Following the common way of approaching vector/matrix differentiation, I performed. entry-wise differentation as follows.

$$ d_{i j}=\frac{\partial \operatorname{tr}\left(\mathbf{X}^{T} \mathbf{X}\right)}{\partial x_{ij}}=\frac{\partial \sum_{k, l} x_{k l}^{2}}{\partial x_{ij}}=2 x_{ij} \rightarrow D=2X $$

However, the answer is $D=2X^T$ with following computation.

$$ d_{i j}=\frac{\partial \operatorname{tr}\left(\mathbf{X}^{T} \mathbf{X}\right)}{\partial x_{j i}}=\frac{\partial \sum_{k, l} x_{k l}^{2}}{\partial x_{j i}}=2 x_{j i} \rightarrow D=2X^T $$

I still can't understand why $d_{ij} = \frac{\cdot}{\partial x_{ji}}$ where order of $i$ and $j$ is switched.

Can anyone help me to understand the reason and know-how not to make a mistake afterward?

3

There are 3 best solutions below

2
On

Observe that matrices are a vector space with inner product $A:B:=A_{ij}B_{ij}=tr(A^TB)$.

Let $L(A)=tr(A^TA)$ then compute \begin{align} L(A+\delta B) &= tr((A+\delta B)^T(A+\delta B))\\ &=tr(A^TA)+\delta tr(B^TA)+\delta tr(A^TB)+\delta^2 tr(B^TB) \\ \end{align} Derive respect $\delta$ and evaluate by $\delta=0$ \begin{align} \frac{dL}{dA}:B:&=\frac{dL(A+\delta B)}{d\delta}\Big|_{\delta=0} = tr(B^TA)+tr(A^TB) \\&= B_{ij}A_{ij}+A_{ij}B_{ij} = 2A_{ij}B_{ij} = 2tr(A^TB) = 2A:B \quad \text{for all $B$} \end{align} Hence, $\frac{dL}{dA}=2A.$

0
On

Getting all the indices right for multidimensional derivatives can be tricky.

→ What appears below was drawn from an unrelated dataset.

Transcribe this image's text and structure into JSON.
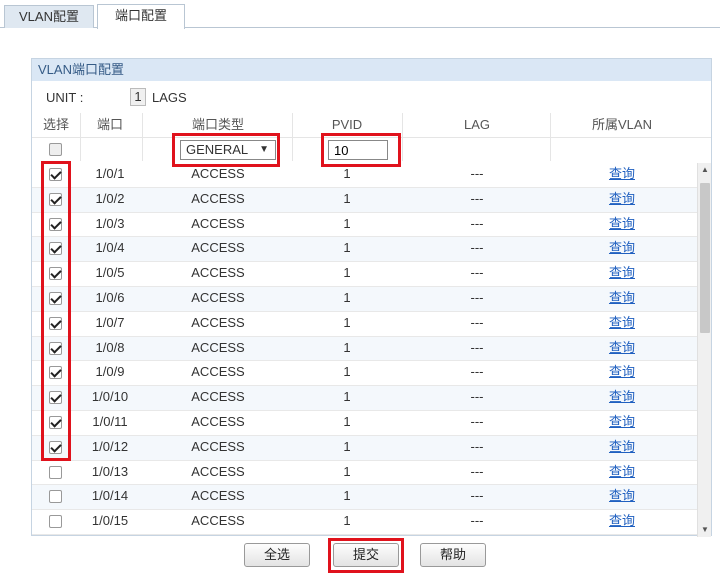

Letting $D= \frac{d}{d\mathbf{X}} \operatorname{tr}(\mathbf{X}^T\mathbf{X})$, then the rule using the "denominator layout" is that $d_{ij}= \frac{d}{d x_{ij}} \operatorname{tr}(\mathbf{X}^T\mathbf{X})$. This means that your second computation is for $d_{ji}$, not $d_{ij}$, so you do indeed get $D=2\mathbf{X}$ both times.

0
On

Let scalar field $f : \Bbb R^{m \times n} \to \Bbb R_0^+$ be defined by

$$f ({\bf X}) := \mbox{tr} \left( {\bf X}^\top {\bf X} \right) =: \| {\bf X} \|_{\text{F}}^2$$

The directional derivative of $f$ at $\bf X$ in the direction of $\bf V$ is

$$\lim_\limits{h \to 0} \frac{f ({\bf X} + h {\bf V}) - f ({\bf X})}{h} = \dots = \langle {\bf V} , {\bf X} \rangle + \langle {\bf X} , {\bf V} \rangle = \langle {\bf V} , \color{blue}{2 {\bf X}} \rangle$$

where $\langle \cdot, \cdot \rangle$ denotes the Frobenius inner product. Thus, the gradient of $f$ is

$$\nabla_{{\bf X}} f({\bf X}) = \color{blue}{2 {\bf X}}$$